The Confederate flag belongs to a sad chapter, but we can't rewrite our history

by Bernard McCormick Thursday, August 20, 2015 No Comment(s)

Round two of the Confederate flag war is underway. Now we see the pushback from those who like to flaunt the stars and bars. Unfortunately, they are the same motorcycle and pickup truck set that branded the flag as socially unacceptable in the first place.

What is disturbing is not so much the depiction of the Confederate flag as a symbol of slavery, which has evolved into racism, but the tendency of the flag-haters to distort the reality of the whole Civil War. We saw a black congressman on television attacking the flag and saying that if the South had won the Civil War, he would be a slave today.

Such nonsense. Can anyone seriously believe that slavery would have continued for long in this country had there been no Civil War? Moral reasons aside, the industrial revolution alone was rapidly replacing human work with machines. But moral reasons alone had already turned much of the world against slavery. Even some prominent Confederate leaders, beginning with Robert E. Lee, gave service to their native states even as they were personally turning against slavery. It was doomed.

As we noted in round one, the flag debate has had the unfortunate side effect of hardening the belief that the Civil War was only about slavery. It is true that slavery was the economic cause of the war. Southern state legislatures were dominated, much as most states are today, by commercial interests, and they were the slave owners. As today, the middle class had little voice in the decision to secede. And yet the middle class (if we can use that term for 19th century life) did the fighting and dying.

The common soldier owned no slaves, but in that era his first loyalty was to his state. Overwhelmingly, one’s neighborhood roots trumped ideology. There are countless examples of this. Wesley Culp died at Gettysburg fighting on Culp’s Hill—land owned by his uncle, and where he played until his late teens when he moved with his employer to Virginia. Much to his family’s chagrin, he returned to die as a Confederate soldier.

John Pemberton, the Confederate commander in defense of Vicksburg, was from Philadelphia (where he died after the war), but had married a Southern girl. He fought for his new home. Confederate General Richard Ewell was pro-union at heart, but, as was the case with Lee, could not go against his native Virginia. Ewell, like Arkansas General Patrick Cleburne, favored freeing the slaves and making them Southern soldiers.

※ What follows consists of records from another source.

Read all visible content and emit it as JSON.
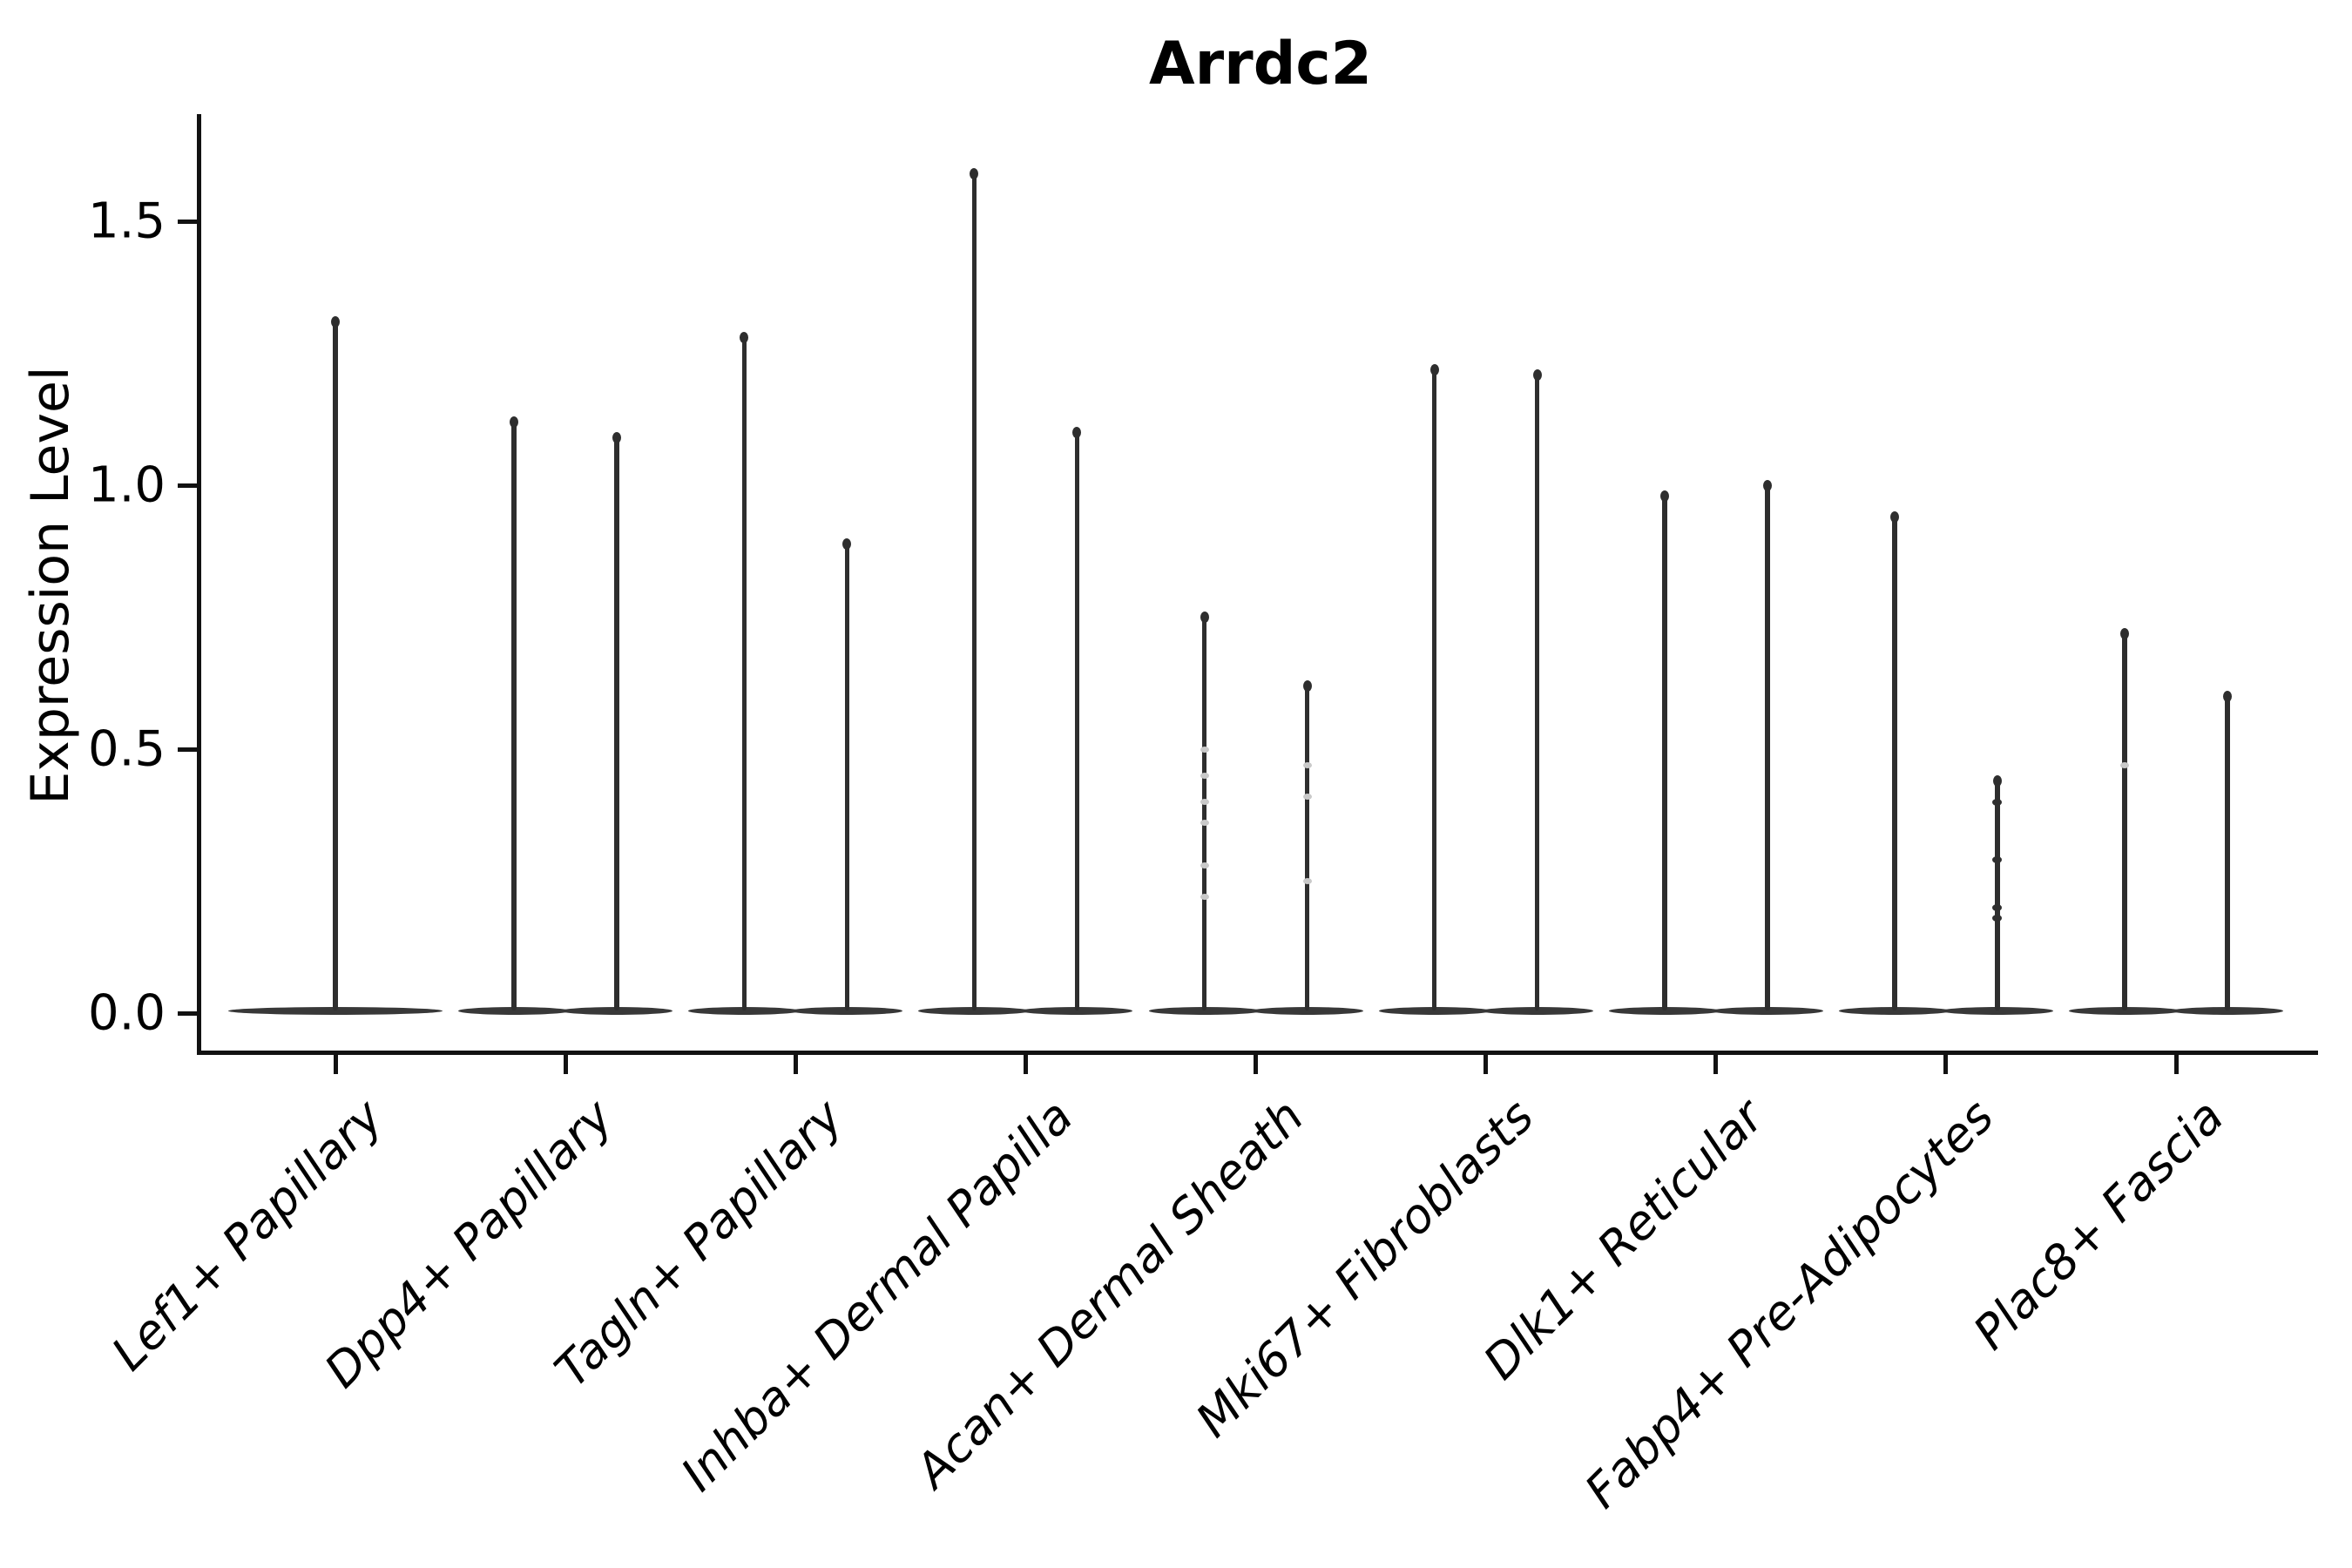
{
  "title": "Arrdc2",
  "chart_data": {
    "type": "violin",
    "title": "Arrdc2",
    "xlabel": "",
    "ylabel": "Expression Level",
    "ylim": [
      -0.08,
      1.72
    ],
    "y_ticks": [
      {
        "value": 0.0,
        "label": "0.0"
      },
      {
        "value": 0.5,
        "label": "0.5"
      },
      {
        "value": 1.0,
        "label": "1.0"
      },
      {
        "value": 1.5,
        "label": "1.5"
      }
    ],
    "grid": false,
    "legend": "none",
    "note": "Single-cell expression violin plot; violins are needle-thin spikes with nearly all density flattened at 0",
    "categories": [
      "Lef1+ Papillary",
      "Dpp4+ Papillary",
      "Tagln+ Papillary",
      "Inhba+ Dermal Papilla",
      "Acan+ Dermal Sheath",
      "Mki67+ Fibroblasts",
      "Dlk1+ Reticular",
      "Fabp4+ Pre-Adipocytes",
      "Plac8+ Fascia"
    ],
    "violins": [
      {
        "category_index": 0,
        "slot": "center",
        "peak": 1.32,
        "points": [],
        "points_faint": []
      },
      {
        "category_index": 1,
        "slot": "left",
        "peak": 1.13,
        "points": [],
        "points_faint": []
      },
      {
        "category_index": 1,
        "slot": "right",
        "peak": 1.1,
        "points": [],
        "points_faint": []
      },
      {
        "category_index": 2,
        "slot": "left",
        "peak": 1.29,
        "points": [],
        "points_faint": []
      },
      {
        "category_index": 2,
        "slot": "right",
        "peak": 0.9,
        "points": [],
        "points_faint": []
      },
      {
        "category_index": 3,
        "slot": "left",
        "peak": 1.6,
        "points": [],
        "points_faint": []
      },
      {
        "category_index": 3,
        "slot": "right",
        "peak": 1.11,
        "points": [],
        "points_faint": []
      },
      {
        "category_index": 4,
        "slot": "left",
        "peak": 0.76,
        "points": [],
        "points_faint": [
          0.5,
          0.45,
          0.4,
          0.36,
          0.28,
          0.22
        ]
      },
      {
        "category_index": 4,
        "slot": "right",
        "peak": 0.63,
        "points": [],
        "points_faint": [
          0.47,
          0.41,
          0.25
        ]
      },
      {
        "category_index": 5,
        "slot": "left",
        "peak": 1.23,
        "points": [],
        "points_faint": []
      },
      {
        "category_index": 5,
        "slot": "right",
        "peak": 1.22,
        "points": [],
        "points_faint": []
      },
      {
        "category_index": 6,
        "slot": "left",
        "peak": 0.99,
        "points": [],
        "points_faint": []
      },
      {
        "category_index": 6,
        "slot": "right",
        "peak": 1.01,
        "points": [],
        "points_faint": []
      },
      {
        "category_index": 7,
        "slot": "left",
        "peak": 0.95,
        "points": [],
        "points_faint": []
      },
      {
        "category_index": 7,
        "slot": "right",
        "peak": 0.45,
        "points": [
          0.4,
          0.29,
          0.2,
          0.18
        ],
        "points_faint": []
      },
      {
        "category_index": 8,
        "slot": "left",
        "peak": 0.73,
        "points": [],
        "points_faint": [
          0.47
        ]
      },
      {
        "category_index": 8,
        "slot": "right",
        "peak": 0.61,
        "points": [],
        "points_faint": []
      }
    ],
    "colors": {
      "ink": "#2e2e2e",
      "spine": "#121212",
      "text": "#000000",
      "faint_point": "#c9c9c9",
      "background": "#ffffff"
    }
  }
}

The exceptions to the neighborhood rule are so rare they are conspicuous in history. Union General George Thomas was a Virginian. His family considered him a traitor when he stayed with the North. Confederate General James Longstreet was a friend of Union General Ulysses Grant before the war and remained a friend after it—a different kind of loyalty that clouded his reputation in the South for generations.

This was the reality of the 18th century. It is our history. The Confederate flag was part of a sad chapter.  It need not be honored at state capitols. Nor should it be degraded by historical revisionists.